Appeals Court Orders Trump Administration to Stop Blocking Young Woman’s Abortion


WASHINGTON — An appeals court in Washington D.C. ruled today in favor of a young woman in Texas who has been prevented from getting an abortion for nearly a month by the Trump administration. The ruling is the latest in a protracted legal fight brought by the American Civil Liberties Union in which government officials’ anti-abortion ideology has prohibited a young woman from getting the care she needs. 

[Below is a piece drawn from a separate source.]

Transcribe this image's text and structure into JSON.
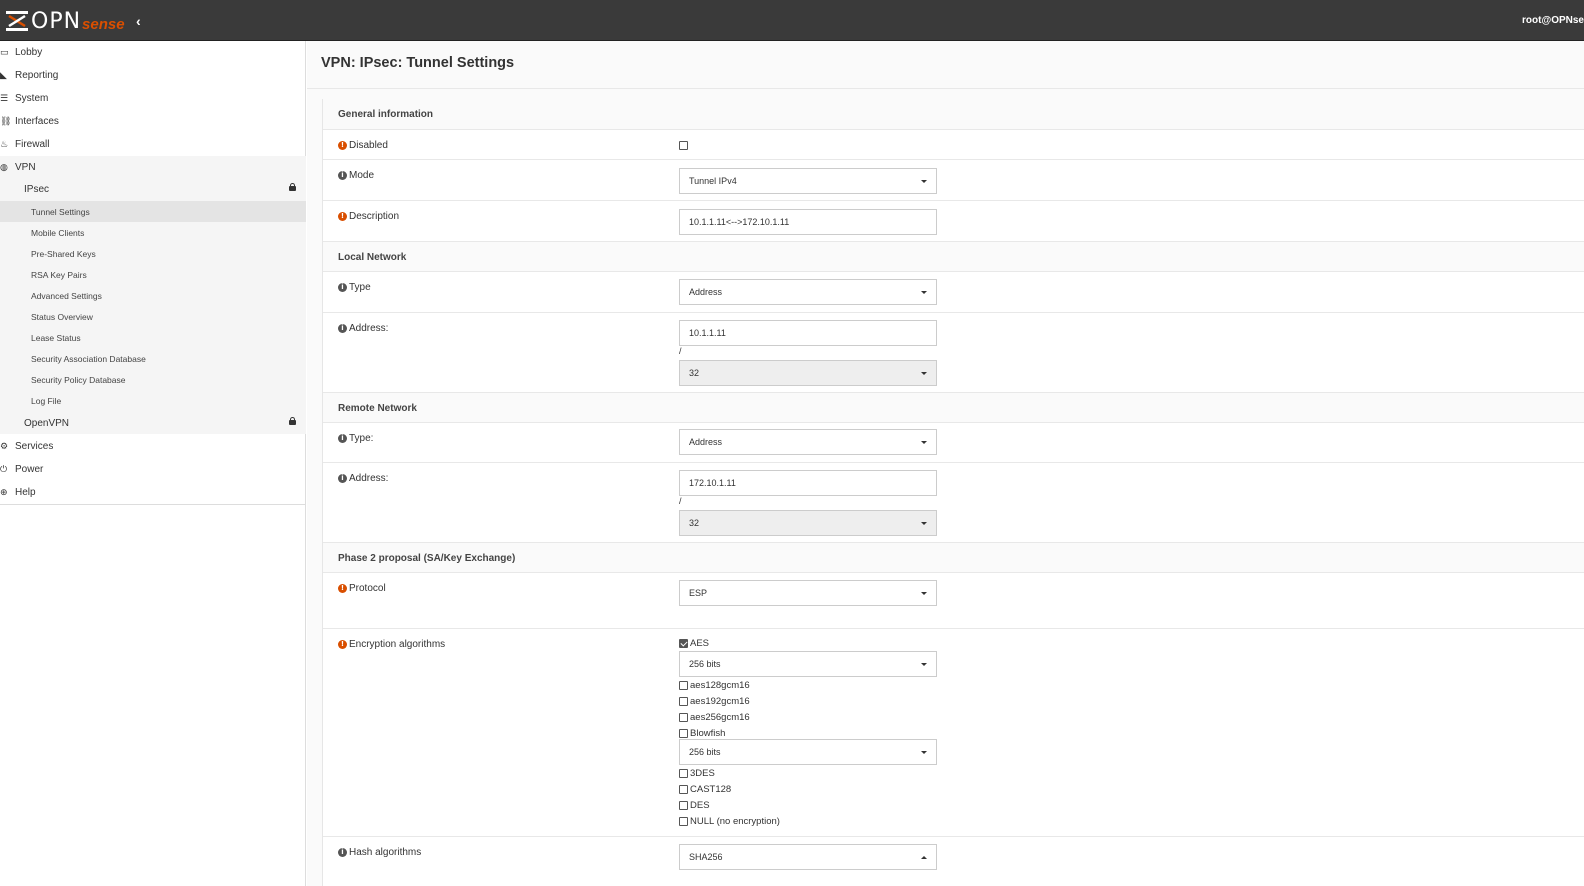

The woman, referred to as Jane Doe in the case, is a 17-year-old who came to the United States without her parents and is now being held in a government-funded shelter in Texas under the supervision of the federal Department of Health and Human Services. Weeks ago, she decided to end her pregnancy, and the Texas courts gave her authority to do so, but federal officials have refused to allow her to leave the shelter to obtain the abortion.

“Every step of the way, the Trump administration has shown their true colors in this case. It’s clear that their anti-woman, anti-abortion, anti-immigration agenda is unchecked by basic decency or even the bounds of the law,” said Brigitte Amiri, senior staff attorney with the ACLU Reproductive Freedom Project. “No one should have to go to court to get a safe, legal abortion.”

Late Friday, a three-judge panel of the D.C. Circuit Court of Appeals issued an order that sidestepped the serious constitutional questions and allowed the government to further delay her ability to obtain an abortion. Sunday evening, the ACLU filed an emergency petition for en banc review which asks all of the judges on the D.C. Circuit Court to review the panel’s order. Today, the full court granted that request, reversed the panel’s decision, and sent the case back down to the district court for a new order requiring the Trump administration to allow Jane Doe to get the abortion care she wants. 

Attorneys on the case include Amiri, Meagan Burrows, Jennifer Dalven and Daniel Mach from the ACLU; Arthur Spitzer and Scott Michelman of the ACLU of the District of Columbia; Jennifer Chou and Mishan R. Wroe of the ACLU of Northern California; and Melissa Goodman of the ACLU of Southern California.